Access can not handle some data types as primary keys well.
Notoriously bad for PKs are all floating point numeric types. They may be rounded differently on the server and in Access. If Access uses a floating point value to query a single record from the server, there will be no results because the actual value on the server is different.
This is usually the cause for the #Deleted displayed in table cells.
Good data types for Primary keys are integer types (max int32) and string/varchar types (max length 255 characters).
Dates and fixed-decimal-point data types may be causing problems as well. That is mainly dependent on the actual backend database system and the used ODBC Driver. - I have no experience in that regard with DB2.
Here are some options to solve or work around this issue
If the problem is caused by date or decimal data types in the primary key column, you should check if there are settings in you ODBC-Driver that change its behaviour for those types. If not, you could research if there is another ODBC-Driver available that is more suitable for the use with Access.
Be aware that there will be data types that Access simply cannot support properly.
Lacking experience with DB2 I cannot give more detailed advice on this.
The best way to solve this issue is obviously changing the structure of the base table in the server database. If you only use unproblematic data types in all the primary key columns will make the problem disappear.
If Access is the primary frontend application for the database, I would strongly recommend going this way. Unfortunately there will be many scenarios where this is just not feasible.
If option 1 and 2 fail or cannot be used in your scenario, the workaround would be to create views on the server that wrap the problematic tables. You then link the views to the Access application instead of the base tables.

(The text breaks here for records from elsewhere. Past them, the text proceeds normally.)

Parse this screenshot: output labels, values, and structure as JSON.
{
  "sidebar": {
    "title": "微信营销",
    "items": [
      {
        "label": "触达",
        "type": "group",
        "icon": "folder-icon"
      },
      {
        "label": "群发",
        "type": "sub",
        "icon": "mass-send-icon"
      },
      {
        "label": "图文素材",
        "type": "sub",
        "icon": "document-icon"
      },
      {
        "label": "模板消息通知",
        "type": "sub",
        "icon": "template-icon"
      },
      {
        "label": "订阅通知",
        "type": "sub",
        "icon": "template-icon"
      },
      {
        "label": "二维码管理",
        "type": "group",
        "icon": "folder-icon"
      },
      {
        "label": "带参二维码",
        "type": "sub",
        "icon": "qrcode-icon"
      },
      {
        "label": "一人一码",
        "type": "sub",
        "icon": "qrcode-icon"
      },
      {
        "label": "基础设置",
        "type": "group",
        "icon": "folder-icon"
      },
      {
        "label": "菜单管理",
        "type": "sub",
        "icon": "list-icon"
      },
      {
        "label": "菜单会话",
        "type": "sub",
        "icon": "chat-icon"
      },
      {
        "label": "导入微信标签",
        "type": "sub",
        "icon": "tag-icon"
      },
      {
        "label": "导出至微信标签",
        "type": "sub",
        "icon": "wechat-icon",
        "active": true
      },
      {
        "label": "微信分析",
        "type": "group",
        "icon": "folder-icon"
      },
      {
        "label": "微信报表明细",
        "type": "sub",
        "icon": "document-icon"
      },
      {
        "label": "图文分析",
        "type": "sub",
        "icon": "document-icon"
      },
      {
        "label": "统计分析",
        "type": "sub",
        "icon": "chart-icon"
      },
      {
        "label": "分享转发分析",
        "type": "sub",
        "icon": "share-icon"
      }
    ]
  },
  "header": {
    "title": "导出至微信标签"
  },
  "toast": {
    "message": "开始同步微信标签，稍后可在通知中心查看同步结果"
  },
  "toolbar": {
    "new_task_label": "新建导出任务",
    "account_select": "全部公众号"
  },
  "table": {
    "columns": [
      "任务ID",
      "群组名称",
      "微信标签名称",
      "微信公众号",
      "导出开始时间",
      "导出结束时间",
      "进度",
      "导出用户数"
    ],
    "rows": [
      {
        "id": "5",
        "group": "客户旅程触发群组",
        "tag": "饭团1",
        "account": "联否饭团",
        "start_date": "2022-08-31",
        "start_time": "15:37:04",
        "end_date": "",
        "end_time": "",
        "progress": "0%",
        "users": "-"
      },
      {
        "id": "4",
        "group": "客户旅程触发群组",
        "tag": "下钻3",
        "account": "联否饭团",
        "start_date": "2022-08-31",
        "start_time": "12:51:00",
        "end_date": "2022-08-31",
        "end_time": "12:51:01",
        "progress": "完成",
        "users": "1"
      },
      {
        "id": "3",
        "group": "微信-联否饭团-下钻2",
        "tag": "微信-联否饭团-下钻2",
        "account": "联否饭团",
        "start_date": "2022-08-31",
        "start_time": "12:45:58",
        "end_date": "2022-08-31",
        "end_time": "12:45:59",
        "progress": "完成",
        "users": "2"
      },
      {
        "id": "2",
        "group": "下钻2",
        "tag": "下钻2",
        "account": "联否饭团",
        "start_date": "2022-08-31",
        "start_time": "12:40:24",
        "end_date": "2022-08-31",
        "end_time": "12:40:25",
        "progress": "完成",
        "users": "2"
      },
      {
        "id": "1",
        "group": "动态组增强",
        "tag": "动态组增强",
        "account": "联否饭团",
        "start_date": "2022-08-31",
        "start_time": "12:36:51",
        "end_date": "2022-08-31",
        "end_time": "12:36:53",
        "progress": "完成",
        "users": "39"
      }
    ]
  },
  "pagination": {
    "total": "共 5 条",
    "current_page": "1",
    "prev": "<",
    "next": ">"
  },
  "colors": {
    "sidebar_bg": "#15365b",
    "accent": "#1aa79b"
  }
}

If you only need read only access to the data, this is a simple solution. When linking views you can (but don’t have to!) select the unique key of the view. If you don’t select any, the view will be read-only, but the data should be displayed properly.
If you do need direct write access to the data it becomes more complicated. You will need to create an artificial unique column in the view, by converting the data in the primary key column of the table to a varchar representation of the keys data. When linking the view to Access you select your artificial column as primary key. Now the data in the table should be displayed properly and should be editable (except for the key column of course).
This approach will incur performance penalties for the calculated PK-column is not indexed itself. You should investigate if the database supports persisting and indexing the artificial key column in the view.
If option 1-3 cannot be used, there is another option. Do not use a linked the table (or view) at all, but create a Pass-Through-Query in Access to query the data from DB2. PT-Queries are read-only though.
If you need to edit data returned by the PT-Query, you need to send custom SQL statements to the database to update the data. So in this case this will take considerably more effort than the other options.